- USD/CHF seemed struggling to capitalize on the previous day’s positive move.
- Worries about a surge in coronavirus cases underpinned the safe-haven CHF.
- A turnaround in the equity markets, stronger USD might help limit the downside.
The USD/CHF pair traded with a mild positive bias on Thursday, albeit lacked any strong follow-through and remained below the key 0.9500 psychological mark.
The pair struggled to build on the previous day's positive move, or capitalize on its recovery move from weekly lows, around the 0.9420 area. Concerns about a surge in the number for coronavirus cases globally underpinned the Swiss franc's safe-haven demand and capped the upside for the USD/CHF pair.
The negative factor to some extent was negated by a goodish intraday bounce in the global equity markets. This coupled with some follow-through US dollar buying interest helped limit any meaningful slide, rather led to a subdued/range-bound price action through the early European session.

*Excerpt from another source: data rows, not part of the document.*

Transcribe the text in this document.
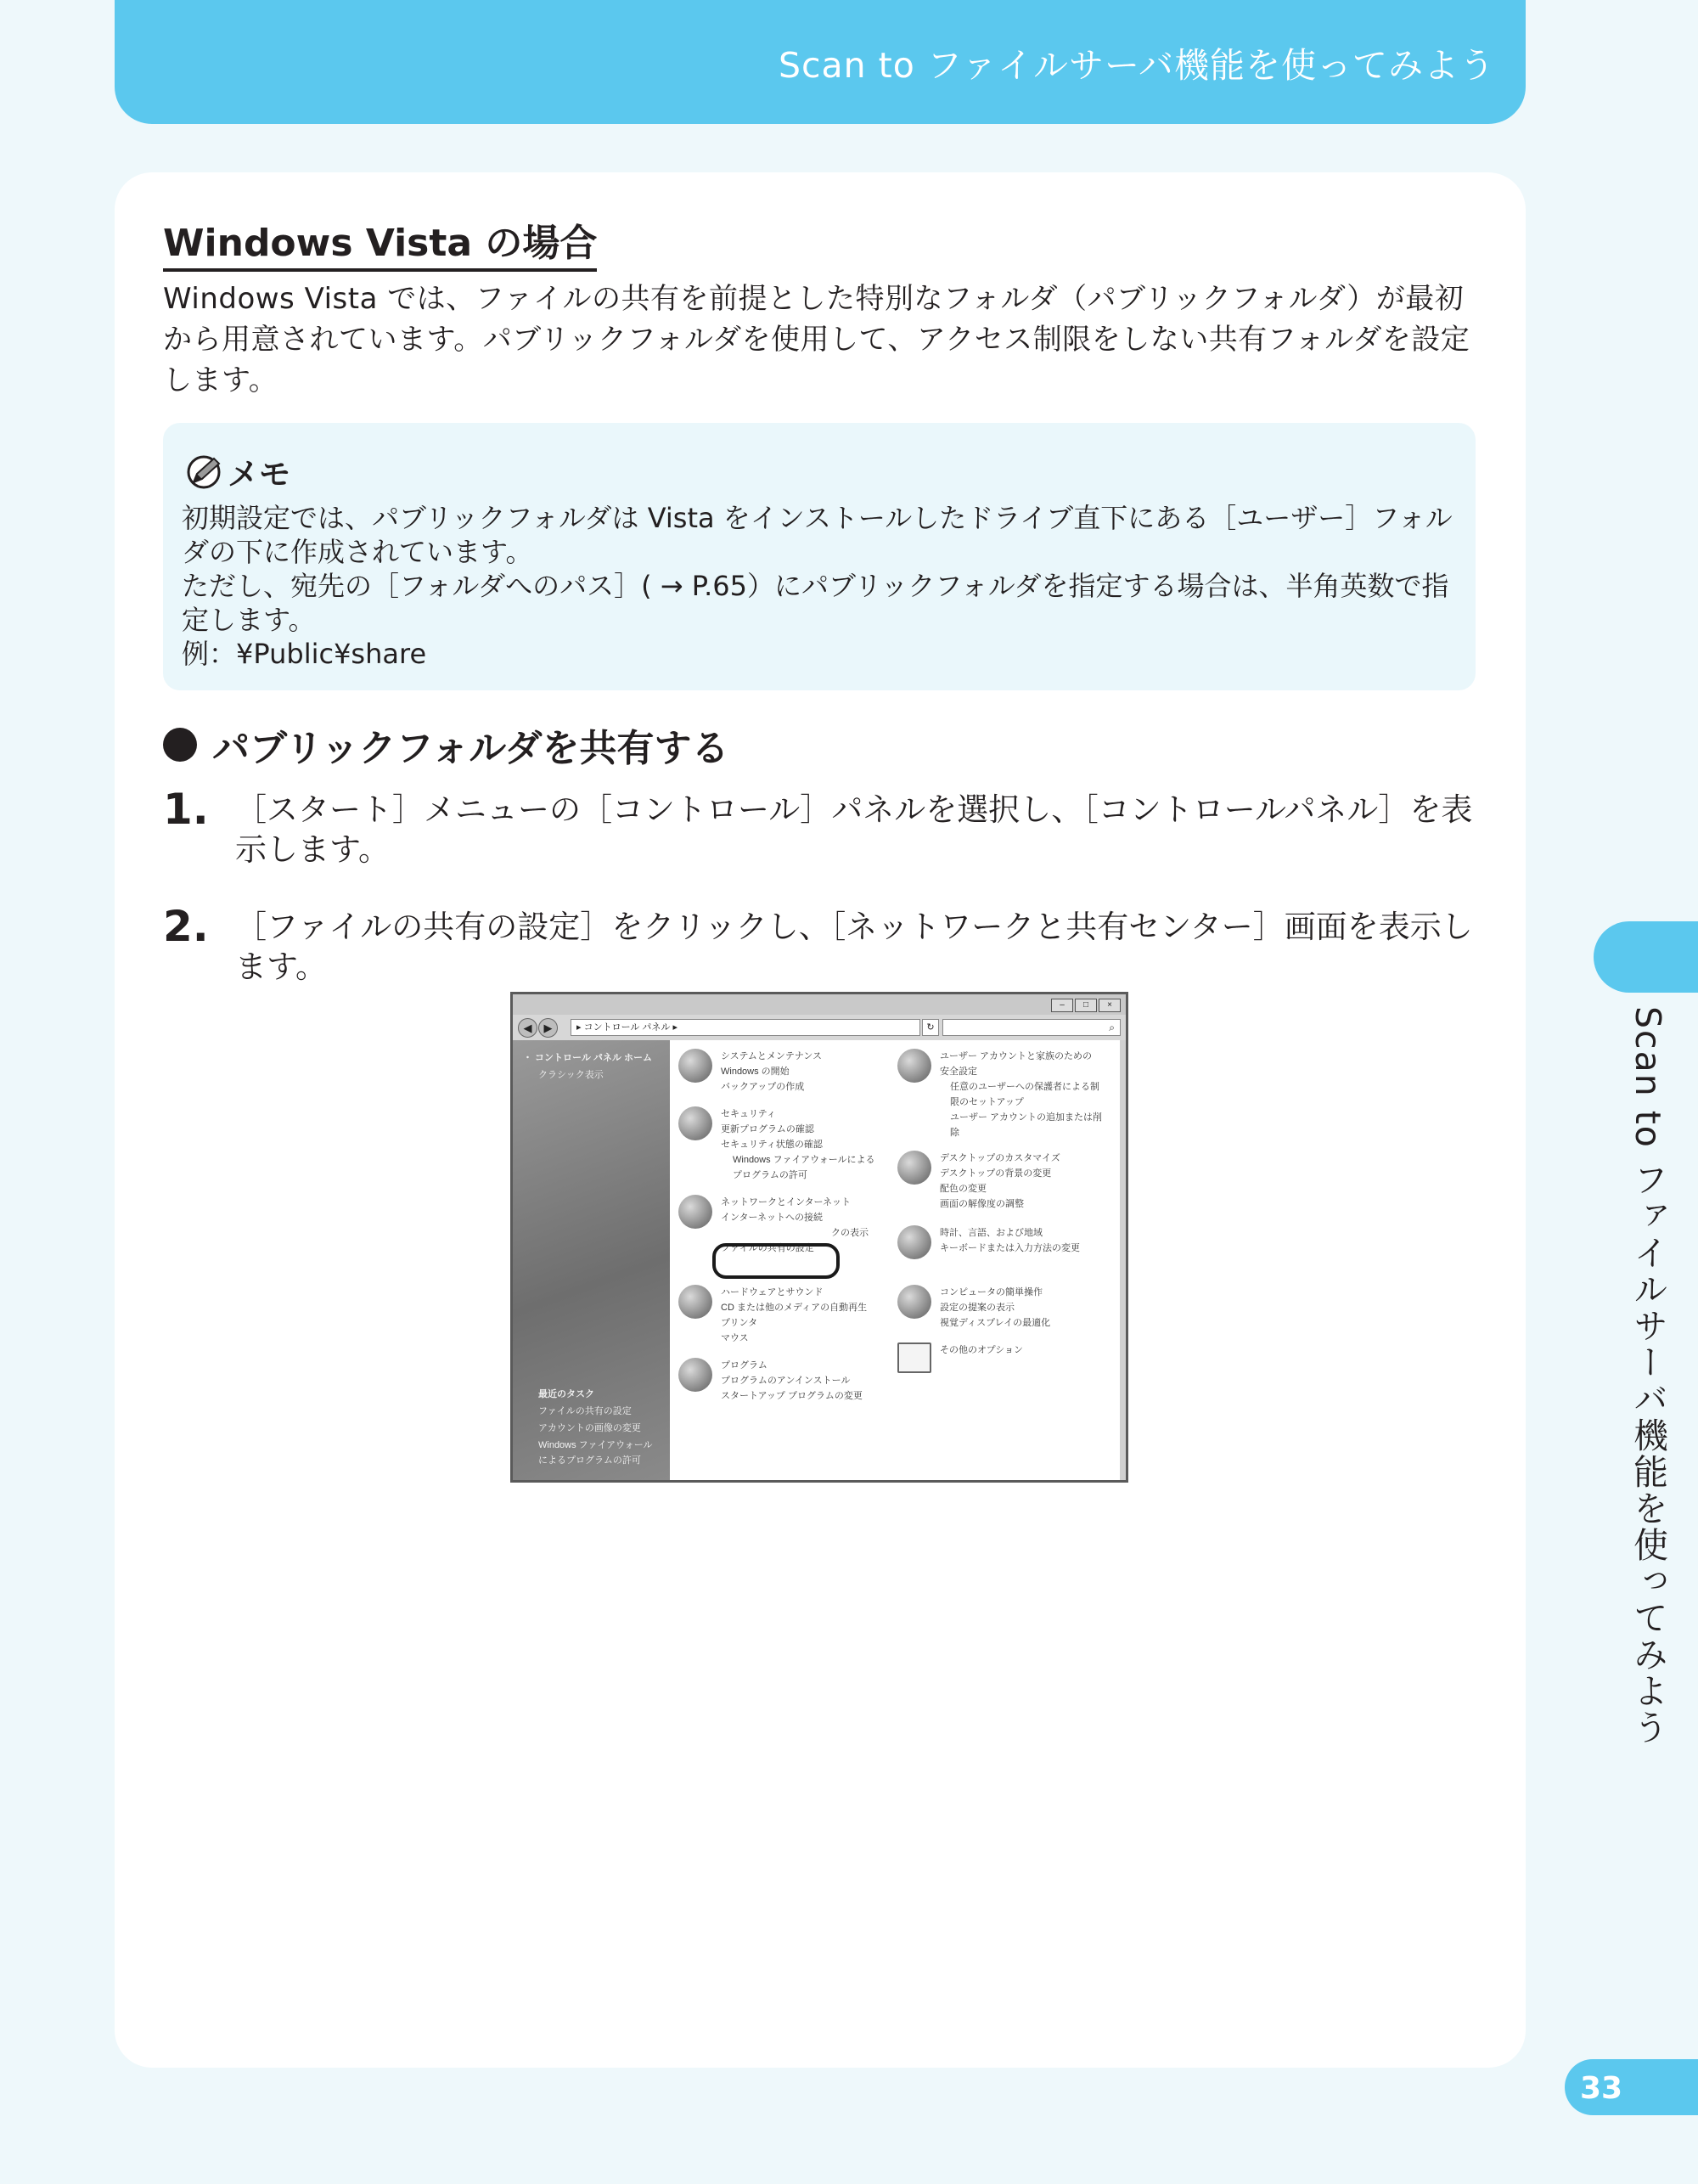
Scan to ファイルサーバ機能を使ってみよう
Windows Vista の場合

Windows Vista では、ファイルの共有を前提とした特別なフォルダ（パブリックフォルダ）が最初から用意されています。パブリックフォルダを使用して、アクセス制限をしない共有フォルダを設定します。

メモ

初期設定では、パブリックフォルダは Vista をインストールしたドライブ直下にある［ユーザー］フォルダの下に作成されています。

ただし、宛先の［フォルダへのパス］( → P.65）にパブリックフォルダを指定する場合は、半角英数で指定します。

例：¥Public¥share

パブリックフォルダを共有する
1. ［スタート］メニューの［コントロール］パネルを選択し、［コントロールパネル］を表示します。
2. ［ファイルの共有の設定］をクリックし、［ネットワークと共有センター］画面を表示します。
–	□	×
◀	▶	▸ コントロール パネル ▸	↻	⌕
・ コントロール パネル ホーム
クラシック表示
最近のタスク
ファイルの共有の設定
アカウントの画像の変更
Windows ファイアウォール
によるプログラムの許可
システムとメンテナンス
Windows の開始
バックアップの作成
セキュリティ
更新プログラムの確認
セキュリティ状態の確認
Windows ファイアウォールによる
プログラムの許可
ネットワークとインターネット
インターネットへの接続
クの表示
ファイルの共有の設定
ハードウェアとサウンド
CD または他のメディアの自動再生
プリンタ
マウス
プログラム
プログラムのアンインストール
スタートアップ プログラムの変更
ユーザー アカウントと家族のための
安全設定
任意のユーザーへの保護者による制
限のセットアップ
ユーザー アカウントの追加または削
除
デスクトップのカスタマイズ
デスクトップの背景の変更
配色の変更
画面の解像度の調整
時計、言語、および地域
キーボードまたは入力方法の変更
コンピュータの簡単操作
設定の提案の表示
視覚ディスプレイの最適化
その他のオプション	Scan to ファイルサーバ機能を使ってみよう
33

Moving ahead, market participants now look forward to a slew of important US macro data for a fresh impetus. Thursday's US economic docket highlights the release of Initial Jobless Claims and Durable Goods Orders data. This along with the final Q1 GDP report might influence the USD price dynamics.
From a technical perspective, the pair's inability to attract any meaningful buying interest suggests that the near-term bearish bias might still be far from being over. Hence, any attempted move beyond the 0.9500 mark runs the risk of fizzling out rather quickly near the 0.9525-30 supply zone.
That said, a sustained strength beyond the mentioned hurdle, leading to a subsequent move above mid-0.9500s will negate the negative outlook and might be seen as a fresh trigger for bullish traders. The pair might then accelerate the recovery move and aim to reclaim the 0.9600 round-figure mark.